Dati che suggeriscono una soluzione rapida e semplice, peraltro già attuata da altri grandi Paesi occidentali: l’export ban. Il divieto all’esportazione di dosi, a prima vista, permetterebbe all’Unione di aumentare considerevolmente il ritmo di vaccinazione e lasciarsi presto alle spalle il confinamento. Ma i vertici Ue si sono guardati bene da adottare questa decisione perché consapevoli di una realtà difficile da digerire: in campo farmaceutico l’Ue è tutt’altro che autosufficiente. Anzi, le stesse dosi già somministrate finora nel Vecchio Continente probabilmente non sarebbero mai arrivate negli ospedali e nei centri vaccinali senza l’aiuto del commercio globale.
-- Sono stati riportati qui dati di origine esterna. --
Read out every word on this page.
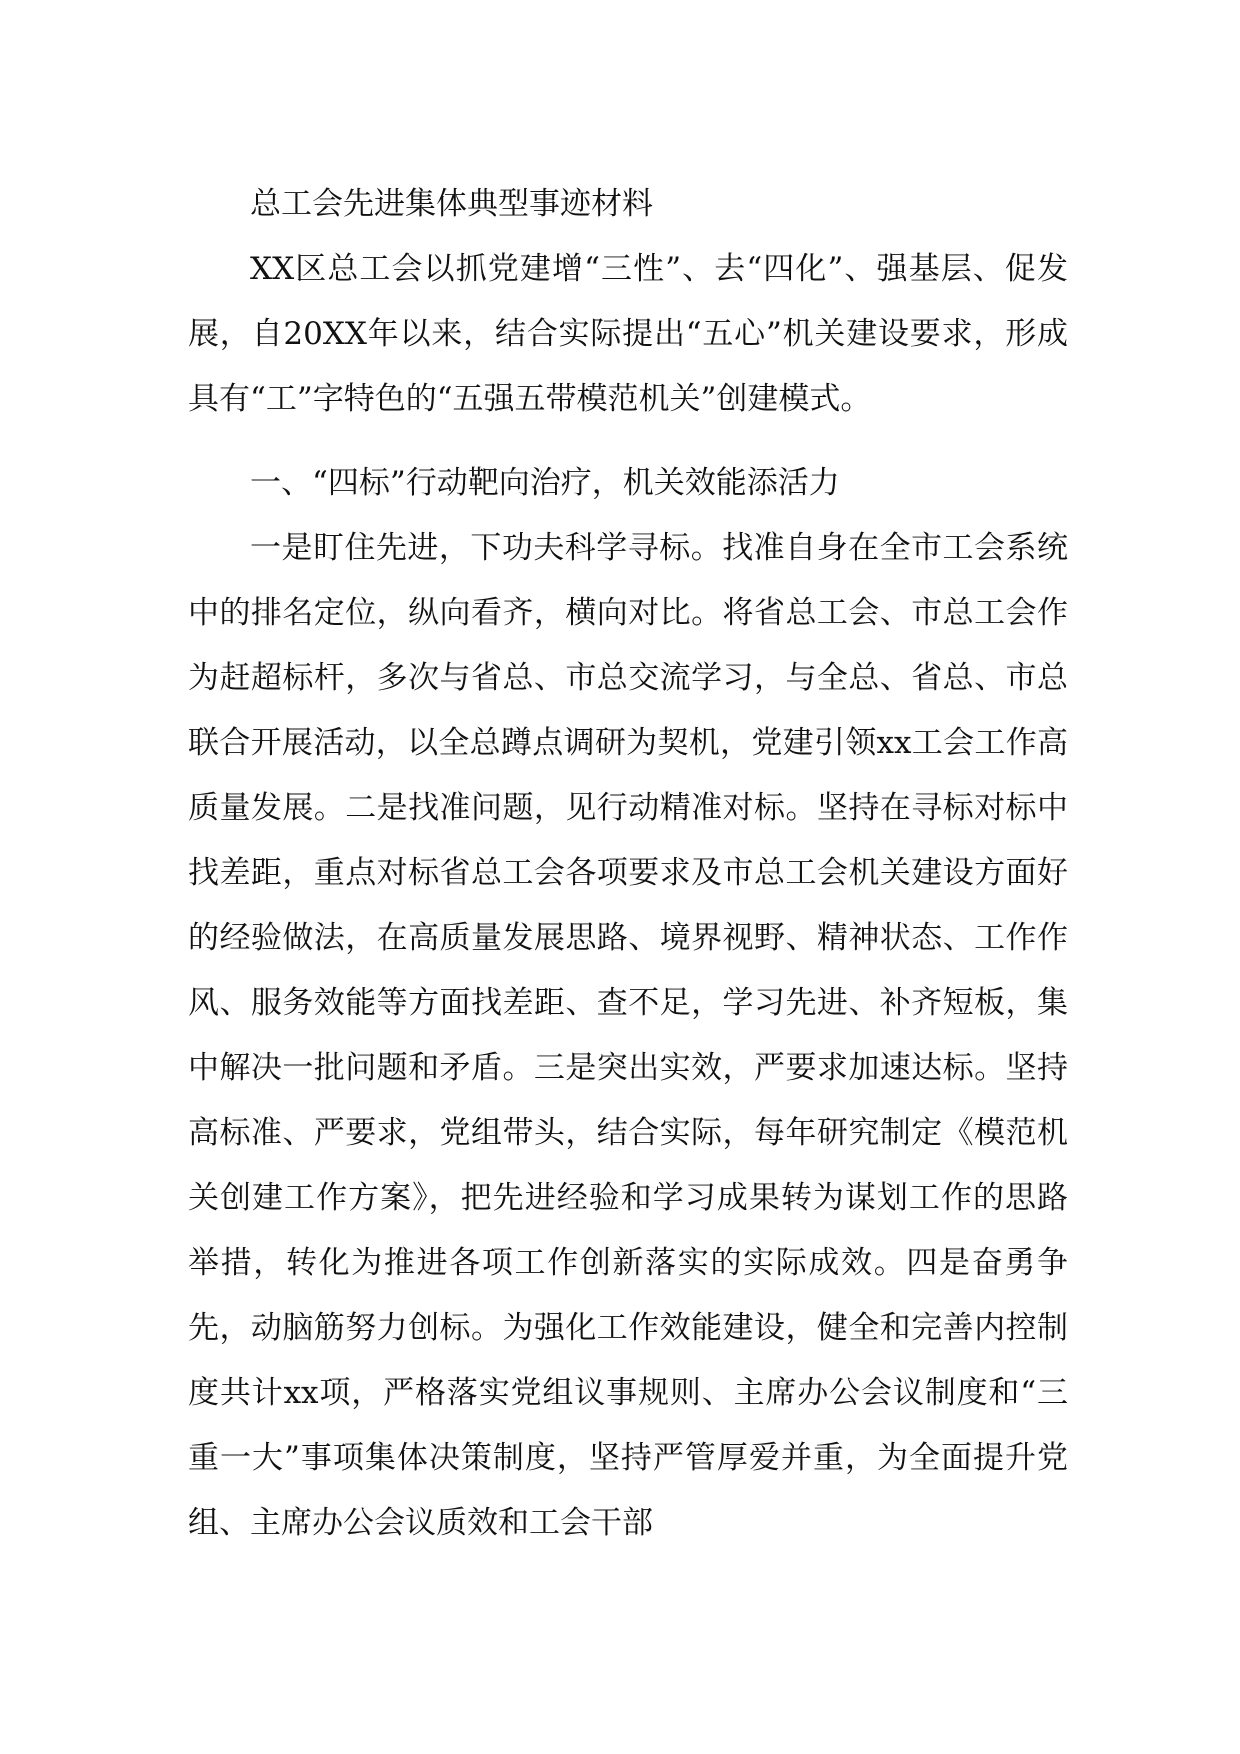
总工会先进集体典型事迹材料

XX区总工会以抓党建增“三性”、去“四化”、强基层、促发展，自20XX年以来，结合实际提出“五心”机关建设要求，形成具有“工”字特色的“五强五带模范机关”创建模式。

一、“四标”行动靶向治疗，机关效能添活力

一是盯住先进，下功夫科学寻标。找准自身在全市工会系统中的排名定位，纵向看齐，横向对比。将省总工会、市总工会作为赶超标杆，多次与省总、市总交流学习，与全总、省总、市总联合开展活动，以全总蹲点调研为契机，党建引领xx工会工作高质量发展。二是找准问题，见行动精准对标。坚持在寻标对标中找差距，重点对标省总工会各项要求及市总工会机关建设方面好的经验做法，在高质量发展思路、境界视野、精神状态、工作作风、服务效能等方面找差距、查不足，学习先进、补齐短板，集中解决一批问题和矛盾。三是突出实效，严要求加速达标。坚持高标准、严要求，党组带头，结合实际，每年研究制定《模范机关创建工作方案》，把先进经验和学习成果转为谋划工作的思路举措，转化为推进各项工作创新落实的实际成效。四是奋勇争先，动脑筋努力创标。为强化工作效能建设，健全和完善内控制度共计xx项，严格落实党组议事规则、主席办公会议制度和“三重一大”事项集体决策制度，坚持严管厚爱并重，为全面提升党组、主席办公会议质效和工会干部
280 materie prime da 19 Paesi per produrre una dose

Dall’occhio del ciclone delle polemiche sui ritardi dell’Ue, la presidente della Commissione, Ursula von der Leyen, ha cercato di spiegare questo problema lo scorso 23 febbraio durante il suo intervento alle Giornate dell'industria Ue. “Una lezione che abbiamo imparato dalla pandemia - ha detto von der Leyen in quell’occasione - è la nostra dipendenza da alcune materie prime provenienti solo da una manciata di produttori” che per alcuni beni “provengono esclusivamente dall’estero”. Una dipendenza “particolarmente evidente ora che dobbiamo produrre miliardi di dosi di vaccini mRna”, quindi sviluppati con una tecnologia differente da quella usata in passato. Ad esempio, il vaccino sviluppato da Pfizer/BioNTech si basa sull’mRna e a detta di Angela Hwang, presidente del settore Biopharma del gruppo Pfizer, per fabbricare una sola dose servono “280 materiali provenienti da 86 diversi siti di fornitura collocati in 19 Paesi diversi”. Di qui la contrarietà alle barriere commerciali espressa più volte dalla casa farmaceutica perché “una produzione di successo dipende dalla nostra capacità di avere canali commerciali aperti e di essere in grado di importare ed esportare in tutto il mondo”. 

L'export ban degli Usa

Incuranti di questo fattore, gli Usa hanno invece scelto di impedire alle case farmaceutiche di esportare dosi di vaccino per puntare su una produzione interna destinata ai soli cittadini statunitensi. Recentemente l’amministrazione americana ha però rivisto questa decisione, aprendo all’export a favore di Messico e Canada. Ma la stessa von der Leyen ha rassicurato che con gli Stati Uniti “vige una reciprocità nei rapporti commerciali” perché “c'è uno scambio fluido di semilavorati, materie prime, componenti farmaceutici, tutti i prodotti che servono a produrre i vaccini”. L’export ban americano vale solo per le dosi finite, mentre il via vai transatlantico di beni essenziali alla produzione di dosi consente a Usa e Ue di continuare a infialare vaccini.